Weitere Informationen:
BGH v. 15.05.2018 – VI ZR 233/17: Pressemitteilung Nr. 288/2018 vom 15.05.2018
Vorinstanzen: AG Magdeburg, 19.12.2016 – 104 C 630/15; LG Magdeburg, 05.05.2017 – 1 S 15/17
Ich persönlich bin ein Freund der DashCams und würde ein Beweiswertungsverbot unsinnig finden. Das rechtliche mal weg gelassen, es gibt eine klare Unfallaufnahme. Diese nicht zuzulassen und dadurch evtl. eine Fehlentscheidung zu treffen nur um rechtlich korrekt zu handeln ist lächerlich.
Da hat M.B recht, aber das scheint sich ja gerade etwas zu bessern. Mir hat es aber auch schon ohne Gericht geholfen, denn ohne Aufnahme hätte ich nicht den Verursacher gefunden und wäre auf 800€ Schaden sitzen geblieben.

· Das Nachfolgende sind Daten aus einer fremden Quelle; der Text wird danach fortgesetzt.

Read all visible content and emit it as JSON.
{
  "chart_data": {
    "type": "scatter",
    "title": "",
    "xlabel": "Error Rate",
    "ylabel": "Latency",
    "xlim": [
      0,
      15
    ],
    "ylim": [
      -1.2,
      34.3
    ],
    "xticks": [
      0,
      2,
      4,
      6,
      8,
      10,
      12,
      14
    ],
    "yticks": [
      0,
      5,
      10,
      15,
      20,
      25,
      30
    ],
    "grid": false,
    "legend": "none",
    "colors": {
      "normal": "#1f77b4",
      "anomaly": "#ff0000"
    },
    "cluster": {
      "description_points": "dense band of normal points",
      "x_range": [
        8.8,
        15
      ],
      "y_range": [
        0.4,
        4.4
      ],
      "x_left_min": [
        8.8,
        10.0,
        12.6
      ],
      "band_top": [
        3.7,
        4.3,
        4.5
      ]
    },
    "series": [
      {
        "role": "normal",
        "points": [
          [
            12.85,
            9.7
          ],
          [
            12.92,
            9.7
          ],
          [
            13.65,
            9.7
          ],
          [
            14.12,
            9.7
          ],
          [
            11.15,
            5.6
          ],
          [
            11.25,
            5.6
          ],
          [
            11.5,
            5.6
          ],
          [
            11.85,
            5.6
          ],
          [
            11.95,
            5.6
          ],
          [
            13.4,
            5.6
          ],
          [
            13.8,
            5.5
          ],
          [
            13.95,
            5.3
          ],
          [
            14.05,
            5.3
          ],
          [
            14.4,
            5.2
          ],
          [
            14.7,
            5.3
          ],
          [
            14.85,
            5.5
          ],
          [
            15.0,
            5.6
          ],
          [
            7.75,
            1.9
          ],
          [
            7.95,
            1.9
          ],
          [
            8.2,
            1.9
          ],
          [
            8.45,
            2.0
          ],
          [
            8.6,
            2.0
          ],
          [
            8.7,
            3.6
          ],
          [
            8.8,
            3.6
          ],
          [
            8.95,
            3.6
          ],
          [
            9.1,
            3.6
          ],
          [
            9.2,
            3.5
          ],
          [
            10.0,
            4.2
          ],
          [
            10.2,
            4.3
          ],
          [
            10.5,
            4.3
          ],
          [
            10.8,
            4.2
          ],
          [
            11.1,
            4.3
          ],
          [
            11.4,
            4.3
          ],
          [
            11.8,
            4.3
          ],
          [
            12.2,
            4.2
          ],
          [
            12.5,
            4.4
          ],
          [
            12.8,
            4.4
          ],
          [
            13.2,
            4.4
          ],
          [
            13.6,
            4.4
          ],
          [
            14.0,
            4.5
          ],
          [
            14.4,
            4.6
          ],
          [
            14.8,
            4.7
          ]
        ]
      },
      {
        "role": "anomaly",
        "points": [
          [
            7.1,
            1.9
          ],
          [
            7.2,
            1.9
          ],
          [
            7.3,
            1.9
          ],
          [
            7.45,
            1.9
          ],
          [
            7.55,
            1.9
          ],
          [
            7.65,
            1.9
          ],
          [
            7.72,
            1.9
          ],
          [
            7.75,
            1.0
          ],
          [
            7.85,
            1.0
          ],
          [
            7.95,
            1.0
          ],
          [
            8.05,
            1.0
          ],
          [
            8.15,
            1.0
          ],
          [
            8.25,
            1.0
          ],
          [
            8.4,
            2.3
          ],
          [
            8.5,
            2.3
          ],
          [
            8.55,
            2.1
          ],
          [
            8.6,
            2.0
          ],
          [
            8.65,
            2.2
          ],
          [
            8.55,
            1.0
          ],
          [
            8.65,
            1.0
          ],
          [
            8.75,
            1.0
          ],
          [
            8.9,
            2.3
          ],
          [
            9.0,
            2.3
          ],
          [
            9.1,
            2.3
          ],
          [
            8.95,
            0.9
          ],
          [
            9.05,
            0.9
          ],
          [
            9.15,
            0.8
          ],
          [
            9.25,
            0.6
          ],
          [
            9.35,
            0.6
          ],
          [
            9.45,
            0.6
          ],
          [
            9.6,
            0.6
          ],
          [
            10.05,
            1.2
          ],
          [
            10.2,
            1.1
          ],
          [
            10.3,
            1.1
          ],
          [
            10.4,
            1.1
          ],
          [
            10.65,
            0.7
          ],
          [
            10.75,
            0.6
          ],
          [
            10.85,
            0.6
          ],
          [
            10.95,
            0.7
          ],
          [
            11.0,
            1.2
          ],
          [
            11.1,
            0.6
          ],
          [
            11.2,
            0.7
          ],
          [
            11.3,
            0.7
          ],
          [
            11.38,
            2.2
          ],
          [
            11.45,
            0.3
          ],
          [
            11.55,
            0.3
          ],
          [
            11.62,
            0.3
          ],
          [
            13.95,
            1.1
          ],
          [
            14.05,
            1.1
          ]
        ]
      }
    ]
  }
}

Von daher lohnen sich Dashcams auch ohne Gerichtsverwertbarkeit. Ich habe gleich zwei im Einsatz. Wen es interessiert, ich habe in meinem Blog einen Praxistest für die Dashcams veröffentlich. (https://www.keichel.org/2018/06/21/itracker-gs6000-a12-vs-vantrue-x3-wifi/)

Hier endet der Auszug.